Friday, 18 December 2015
Poster Hall (Moscone South)
Richard K Dewey1, Steven F Mihaly1 and Howard Freeland2, (1)University of Victoria, Victoria, BC, Canada, (2)Institute of Ocean Sciences, Sidney, BC, Canada
Abstract:
Analysis of sea surface temperatures (SST) from January 2014 revealed a massive region in the northeast Pacific with extraordinarily warm conditions, exceeding all anomalies over the last several decades. Profile data from both Argo and Line-P surveys supports the Reynolds SSTa analysis and further indicates that the anomaly was, and continues to be, confined to the upper ocean, above approximately 100 m depth. The anomaly has lasted for many months, exceeding 4 standard deviations above the multi-decadal mean, a feature that would not be expected more than once in several millennia.
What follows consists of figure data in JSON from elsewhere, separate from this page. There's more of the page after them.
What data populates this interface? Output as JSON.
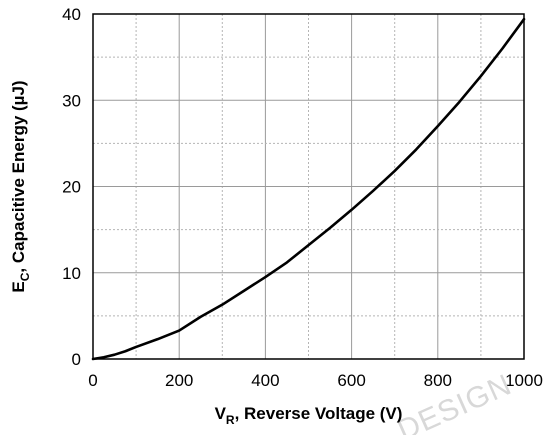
{
  "chart_data": {
    "type": "line",
    "title": "",
    "xlabel": {
      "main": "V",
      "sub": "R",
      "rest": ", Reverse Voltage (V)"
    },
    "ylabel": {
      "main": "E",
      "sub": "C",
      "rest": ", Capacitive Energy (µJ)"
    },
    "xlim": [
      0,
      1000
    ],
    "ylim": [
      0,
      40
    ],
    "x_ticks": [
      "0",
      "200",
      "400",
      "600",
      "800",
      "1000"
    ],
    "y_ticks": [
      "0",
      "10",
      "20",
      "30",
      "40"
    ],
    "grid": true,
    "legend": "none",
    "series": [
      {
        "color": "#000000",
        "x": [
          0,
          25,
          50,
          75,
          100,
          150,
          200,
          250,
          300,
          350,
          400,
          450,
          500,
          550,
          600,
          650,
          700,
          750,
          800,
          850,
          900,
          950,
          1000
        ],
        "y": [
          0,
          0.2,
          0.5,
          0.9,
          1.4,
          2.3,
          3.3,
          4.9,
          6.3,
          7.9,
          9.5,
          11.2,
          13.2,
          15.2,
          17.3,
          19.5,
          21.8,
          24.3,
          27.0,
          29.8,
          32.8,
          36.0,
          39.4
        ]
      }
    ]
  },
  "watermark": {
    "text": "DESIGN",
    "color": "#d8d8d8"
  }
}
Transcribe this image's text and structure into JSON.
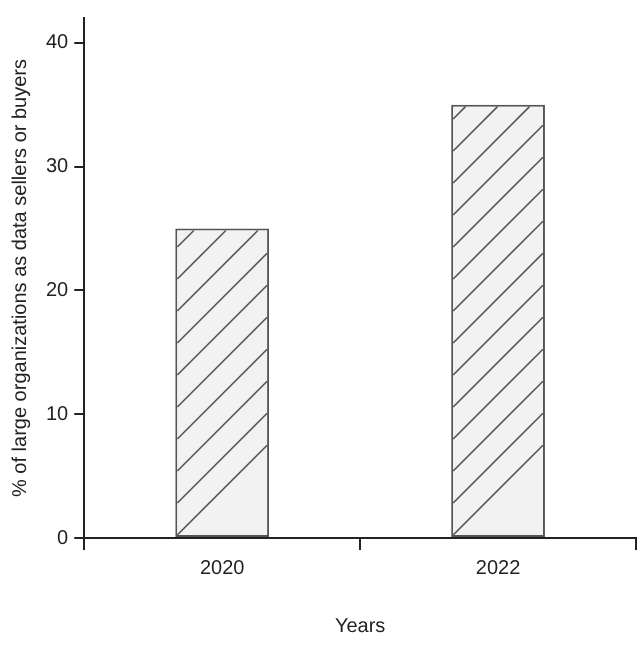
{
  "chart_data": {
    "type": "bar",
    "xlabel": "Years",
    "ylabel": "% of large organizations as data sellers or buyers",
    "categories": [
      "2020",
      "2022"
    ],
    "values": [
      25,
      35
    ],
    "color": "#f2f2f2",
    "ylim": [
      0,
      42
    ],
    "yticks": [
      0,
      10,
      20,
      30,
      40
    ],
    "grid": false,
    "legend": false
  }
}
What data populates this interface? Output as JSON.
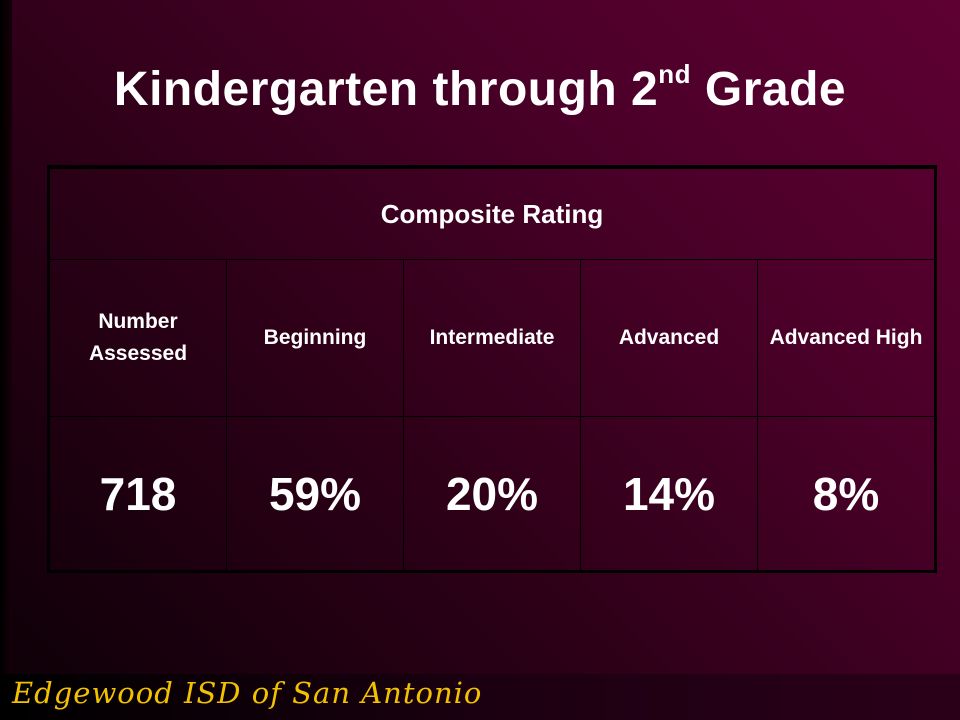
{
  "slide": {
    "title_main": "Kindergarten through 2",
    "title_sup": "nd",
    "title_end": " Grade"
  },
  "table": {
    "header": "Composite Rating",
    "columns": [
      "Number Assessed",
      "Beginning",
      "Intermediate",
      "Advanced",
      "Advanced High"
    ],
    "values": [
      "718",
      "59%",
      "20%",
      "14%",
      "8%"
    ]
  },
  "footer": {
    "text": "Edgewood ISD of San Antonio",
    "color": "#f2c200"
  }
}
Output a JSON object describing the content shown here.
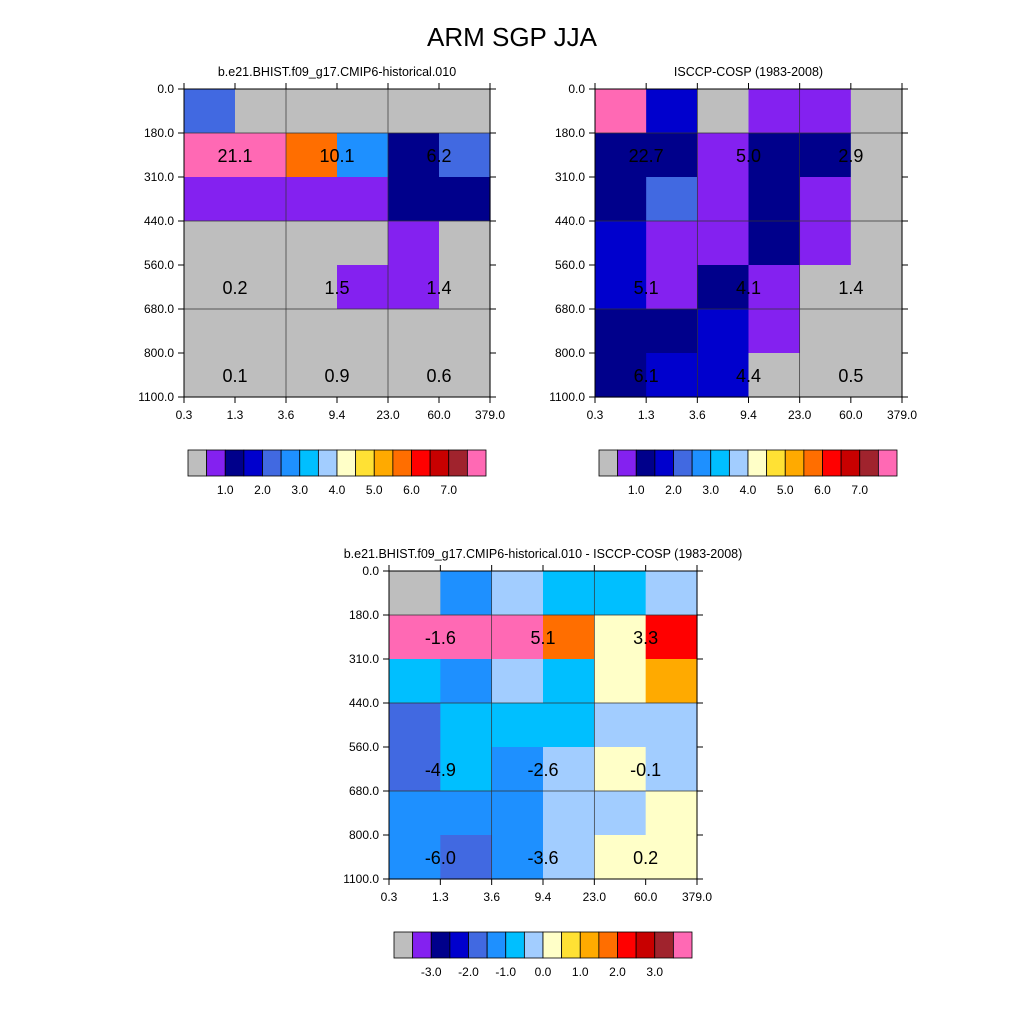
{
  "title": "ARM SGP JJA",
  "colors": {
    "gray": "#BEBEBE",
    "purple": "#8421F0",
    "navy": "#00008B",
    "blue": "#0000CD",
    "royal": "#4169E1",
    "dodger": "#1E90FF",
    "sky": "#00BFFF",
    "lightblue": "#A2CDFF",
    "cream": "#FFFFC8",
    "gold": "#FFE134",
    "orange": "#FFAA00",
    "dorange": "#FF6E00",
    "red": "#FF0000",
    "dred": "#C80000",
    "brown": "#A0232D",
    "pink": "#FF69B4"
  },
  "chart_data": [
    {
      "type": "heatmap",
      "title": "b.e21.BHIST.f09_g17.CMIP6-historical.010",
      "x_ticks": [
        "0.3",
        "1.3",
        "3.6",
        "9.4",
        "23.0",
        "60.0",
        "379.0"
      ],
      "y_ticks": [
        "0.0",
        "180.0",
        "310.0",
        "440.0",
        "560.0",
        "680.0",
        "800.0",
        "1100.0"
      ],
      "cells": [
        [
          "royal",
          "gray",
          "gray",
          "gray",
          "gray",
          "gray"
        ],
        [
          "pink",
          "pink",
          "dorange",
          "dodger",
          "navy",
          "royal"
        ],
        [
          "purple",
          "purple",
          "purple",
          "purple",
          "navy",
          "navy"
        ],
        [
          "gray",
          "gray",
          "gray",
          "gray",
          "purple",
          "gray"
        ],
        [
          "gray",
          "gray",
          "gray",
          "purple",
          "purple",
          "gray"
        ],
        [
          "gray",
          "gray",
          "gray",
          "gray",
          "gray",
          "gray"
        ],
        [
          "gray",
          "gray",
          "gray",
          "gray",
          "gray",
          "gray"
        ]
      ],
      "annotations": [
        {
          "value": "21.1",
          "col": 1,
          "row": 1
        },
        {
          "value": "10.1",
          "col": 3,
          "row": 1
        },
        {
          "value": "6.2",
          "col": 5,
          "row": 1
        },
        {
          "value": "0.2",
          "col": 1,
          "row": 4
        },
        {
          "value": "1.5",
          "col": 3,
          "row": 4
        },
        {
          "value": "1.4",
          "col": 5,
          "row": 4
        },
        {
          "value": "0.1",
          "col": 1,
          "row": 6
        },
        {
          "value": "0.9",
          "col": 3,
          "row": 6
        },
        {
          "value": "0.6",
          "col": 5,
          "row": 6
        }
      ],
      "colorbar": {
        "colors": [
          "gray",
          "purple",
          "navy",
          "blue",
          "royal",
          "dodger",
          "sky",
          "lightblue",
          "cream",
          "gold",
          "orange",
          "dorange",
          "red",
          "dred",
          "brown",
          "pink"
        ],
        "labels": [
          "1.0",
          "2.0",
          "3.0",
          "4.0",
          "5.0",
          "6.0",
          "7.0"
        ]
      }
    },
    {
      "type": "heatmap",
      "title": "ISCCP-COSP (1983-2008)",
      "x_ticks": [
        "0.3",
        "1.3",
        "3.6",
        "9.4",
        "23.0",
        "60.0",
        "379.0"
      ],
      "y_ticks": [
        "0.0",
        "180.0",
        "310.0",
        "440.0",
        "560.0",
        "680.0",
        "800.0",
        "1100.0"
      ],
      "cells": [
        [
          "pink",
          "blue",
          "gray",
          "purple",
          "purple",
          "gray"
        ],
        [
          "navy",
          "navy",
          "purple",
          "navy",
          "navy",
          "gray"
        ],
        [
          "navy",
          "royal",
          "purple",
          "navy",
          "purple",
          "gray"
        ],
        [
          "blue",
          "purple",
          "purple",
          "navy",
          "purple",
          "gray"
        ],
        [
          "blue",
          "purple",
          "navy",
          "purple",
          "gray",
          "gray"
        ],
        [
          "navy",
          "navy",
          "blue",
          "purple",
          "gray",
          "gray"
        ],
        [
          "navy",
          "blue",
          "blue",
          "gray",
          "gray",
          "gray"
        ]
      ],
      "annotations": [
        {
          "value": "22.7",
          "col": 1,
          "row": 1
        },
        {
          "value": "5.0",
          "col": 3,
          "row": 1
        },
        {
          "value": "2.9",
          "col": 5,
          "row": 1
        },
        {
          "value": "5.1",
          "col": 1,
          "row": 4
        },
        {
          "value": "4.1",
          "col": 3,
          "row": 4
        },
        {
          "value": "1.4",
          "col": 5,
          "row": 4
        },
        {
          "value": "6.1",
          "col": 1,
          "row": 6
        },
        {
          "value": "4.4",
          "col": 3,
          "row": 6
        },
        {
          "value": "0.5",
          "col": 5,
          "row": 6
        }
      ],
      "colorbar": {
        "colors": [
          "gray",
          "purple",
          "navy",
          "blue",
          "royal",
          "dodger",
          "sky",
          "lightblue",
          "cream",
          "gold",
          "orange",
          "dorange",
          "red",
          "dred",
          "brown",
          "pink"
        ],
        "labels": [
          "1.0",
          "2.0",
          "3.0",
          "4.0",
          "5.0",
          "6.0",
          "7.0"
        ]
      }
    },
    {
      "type": "heatmap",
      "title": "b.e21.BHIST.f09_g17.CMIP6-historical.010 - ISCCP-COSP (1983-2008)",
      "x_ticks": [
        "0.3",
        "1.3",
        "3.6",
        "9.4",
        "23.0",
        "60.0",
        "379.0"
      ],
      "y_ticks": [
        "0.0",
        "180.0",
        "310.0",
        "440.0",
        "560.0",
        "680.0",
        "800.0",
        "1100.0"
      ],
      "cells": [
        [
          "gray",
          "dodger",
          "lightblue",
          "sky",
          "sky",
          "lightblue"
        ],
        [
          "pink",
          "pink",
          "pink",
          "dorange",
          "cream",
          "red"
        ],
        [
          "sky",
          "dodger",
          "lightblue",
          "sky",
          "cream",
          "orange"
        ],
        [
          "royal",
          "sky",
          "sky",
          "sky",
          "lightblue",
          "lightblue"
        ],
        [
          "royal",
          "sky",
          "dodger",
          "lightblue",
          "cream",
          "lightblue"
        ],
        [
          "dodger",
          "dodger",
          "dodger",
          "lightblue",
          "lightblue",
          "cream"
        ],
        [
          "dodger",
          "royal",
          "dodger",
          "lightblue",
          "cream",
          "cream"
        ]
      ],
      "annotations": [
        {
          "value": "-1.6",
          "col": 1,
          "row": 1
        },
        {
          "value": "5.1",
          "col": 3,
          "row": 1
        },
        {
          "value": "3.3",
          "col": 5,
          "row": 1
        },
        {
          "value": "-4.9",
          "col": 1,
          "row": 4
        },
        {
          "value": "-2.6",
          "col": 3,
          "row": 4
        },
        {
          "value": "-0.1",
          "col": 5,
          "row": 4
        },
        {
          "value": "-6.0",
          "col": 1,
          "row": 6
        },
        {
          "value": "-3.6",
          "col": 3,
          "row": 6
        },
        {
          "value": "0.2",
          "col": 5,
          "row": 6
        }
      ],
      "colorbar": {
        "colors": [
          "gray",
          "purple",
          "navy",
          "blue",
          "royal",
          "dodger",
          "sky",
          "lightblue",
          "cream",
          "gold",
          "orange",
          "dorange",
          "red",
          "dred",
          "brown",
          "pink"
        ],
        "labels": [
          "-3.0",
          "-2.0",
          "-1.0",
          "0.0",
          "1.0",
          "2.0",
          "3.0"
        ]
      }
    }
  ]
}
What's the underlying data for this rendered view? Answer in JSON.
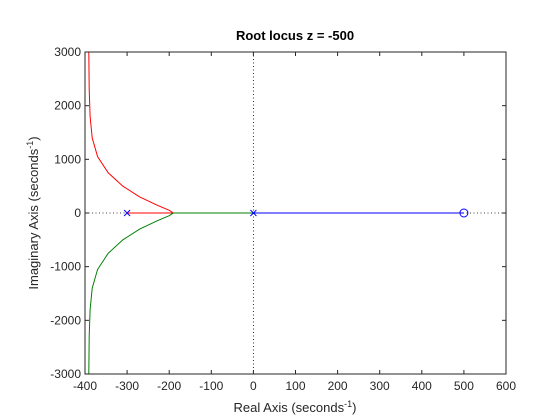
{
  "chart_data": {
    "type": "line",
    "title": "Root locus z = -500",
    "xlabel": "Real Axis (seconds",
    "ylabel": "Imaginary Axis (seconds",
    "unit_exponent": "-1",
    "unit_close": ")",
    "xlim": [
      -400,
      600
    ],
    "ylim": [
      -3000,
      3000
    ],
    "xticks": [
      -400,
      -300,
      -200,
      -100,
      0,
      100,
      200,
      300,
      400,
      500,
      600
    ],
    "yticks": [
      -3000,
      -2000,
      -1000,
      0,
      1000,
      2000,
      3000
    ],
    "xtick_labels": [
      "-400",
      "-300",
      "-200",
      "-100",
      "0",
      "100",
      "200",
      "300",
      "400",
      "500",
      "600"
    ],
    "ytick_labels": [
      "-3000",
      "-2000",
      "-1000",
      "0",
      "1000",
      "2000",
      "3000"
    ],
    "grid": false,
    "reference_lines": [
      {
        "orientation": "horizontal",
        "value": 0
      },
      {
        "orientation": "vertical",
        "value": 0
      }
    ],
    "poles": [
      {
        "x": -300,
        "y": 0
      },
      {
        "x": 0,
        "y": 0
      }
    ],
    "zeros": [
      {
        "x": 500,
        "y": 0
      }
    ],
    "series": [
      {
        "color": "#ff0000",
        "points": [
          [
            -300,
            0
          ],
          [
            -190,
            0
          ],
          [
            -200,
            50
          ],
          [
            -230,
            150
          ],
          [
            -270,
            300
          ],
          [
            -310,
            500
          ],
          [
            -345,
            750
          ],
          [
            -370,
            1050
          ],
          [
            -383,
            1400
          ],
          [
            -388,
            1800
          ],
          [
            -390,
            2300
          ],
          [
            -391,
            3000
          ]
        ]
      },
      {
        "color": "#008000",
        "points": [
          [
            0,
            0
          ],
          [
            -190,
            0
          ],
          [
            -200,
            -50
          ],
          [
            -230,
            -150
          ],
          [
            -270,
            -300
          ],
          [
            -310,
            -500
          ],
          [
            -345,
            -750
          ],
          [
            -370,
            -1050
          ],
          [
            -383,
            -1400
          ],
          [
            -388,
            -1800
          ],
          [
            -390,
            -2300
          ],
          [
            -391,
            -3000
          ]
        ]
      },
      {
        "color": "#0000ff",
        "points": [
          [
            0,
            0
          ],
          [
            500,
            0
          ]
        ]
      }
    ],
    "colors": {
      "pole_marker": "#0000ff",
      "zero_marker": "#0000ff",
      "axes": "#262626",
      "reference": "#000000"
    }
  }
}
The “blob”, as it is dubbed, drifted first off and then towards shore during the spring and fall of 2014 driven by, among other forces, the seasonal up and down-welling winds, respectively that occur along the west coast of North America. By November 2014, when winter down-welling winds became prevalent, the warm surface waters encroached all the way into Barkley Sound along western Vancouver Island, as measured by the continuous temperature measurements on the NEPTUNE ocean observatory of Ocean Networks Canada. The analysis includes some of the known dynamical variations which contributed to the formation of the blob, with an emphasis on mid to high latitude atmosphere-ocean conditions, avoiding the temptation to link the development processes occurring in the Gulf of Alaska in the winter of 2013 to equatorial phenomena.